In the years since the in-laws moved in, I have been all manner of things: unhappy, frustrated, angry, enraged, bitter, self-doubting, betrayed and devastated. But today, I am unencumbered. And only have to deal with me | my emotions | my feelings | me. No more living with abstract and often indecipherable rules of communication & etiquette, of living on spite and resentment, of being polite in the face of inane conversations.
It was incredible to me that someone I thought knew could have treated me this shoddily but today, I am deeply grateful that our relationship had become the toxic and leprous one that it did toward the end. And that I could leave with no regrets. Unencumbered by remnants of love or longing.
The world is an amazingly beautiful place and I would have missed so much of it if I was stuck on or with him.

Wednesday, July 31, 2013

The end of posteverafter

11 years, one silly long engagement, a wedding, in-laws, infidelity and a surreal afternoon of abuse later, I am getting a divorce from the boy.

Since November 
In the past 
One year 

Since the last time I posted, I have discovered

The boy brought his mother and brother over to live with us.

3.5 years ago.

And they never left.

Then the boy had an affair. In the traditional sense. With sex and all.

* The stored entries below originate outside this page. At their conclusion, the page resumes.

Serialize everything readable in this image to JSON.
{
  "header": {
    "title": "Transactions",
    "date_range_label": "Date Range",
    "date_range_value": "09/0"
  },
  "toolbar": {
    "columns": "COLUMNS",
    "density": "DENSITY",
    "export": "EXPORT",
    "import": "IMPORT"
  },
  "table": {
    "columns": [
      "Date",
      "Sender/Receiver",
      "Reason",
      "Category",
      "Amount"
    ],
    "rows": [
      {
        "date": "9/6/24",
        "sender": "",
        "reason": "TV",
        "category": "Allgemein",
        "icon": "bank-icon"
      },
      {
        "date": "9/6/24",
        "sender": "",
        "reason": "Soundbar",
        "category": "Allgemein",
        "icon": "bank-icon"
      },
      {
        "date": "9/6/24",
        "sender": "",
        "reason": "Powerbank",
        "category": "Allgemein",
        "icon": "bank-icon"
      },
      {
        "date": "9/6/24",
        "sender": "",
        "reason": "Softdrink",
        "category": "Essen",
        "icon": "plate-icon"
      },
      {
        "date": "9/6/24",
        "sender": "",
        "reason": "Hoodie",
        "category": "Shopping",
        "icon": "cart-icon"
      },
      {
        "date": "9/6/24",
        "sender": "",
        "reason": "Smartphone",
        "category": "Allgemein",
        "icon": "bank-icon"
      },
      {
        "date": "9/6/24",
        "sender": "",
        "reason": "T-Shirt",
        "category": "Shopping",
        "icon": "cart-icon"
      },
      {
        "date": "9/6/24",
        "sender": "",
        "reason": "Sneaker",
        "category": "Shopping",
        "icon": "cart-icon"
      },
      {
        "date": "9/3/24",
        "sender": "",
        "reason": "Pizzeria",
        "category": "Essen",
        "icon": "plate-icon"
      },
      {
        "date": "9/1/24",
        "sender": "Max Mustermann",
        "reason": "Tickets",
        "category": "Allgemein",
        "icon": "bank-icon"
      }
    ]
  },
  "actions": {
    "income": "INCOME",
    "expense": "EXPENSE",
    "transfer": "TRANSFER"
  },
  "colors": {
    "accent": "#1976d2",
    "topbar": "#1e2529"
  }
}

It happened while I was going through IVF.

6 months ago.

And then the boy and I had arguments. And he raised his hand on me.

2 days ago.

And in between all those statements, there was counseling, misunderstandings, starting over, and a terrible fog of resentment.

Could my story get any more melodramatic or brown than that?

I think not.

I am however blessed to have a fantastic support group of siblings (how brilliant is it that my sister is living with me right now), besties, friends in the city, and living away from India.

I can't deal with letting my parents know since they are dealing with their own issues now. And I don't believe I have the strength to take care of them. So any readers of mine who know my parents do keep it quiet.

Onward and upwards to new adventures.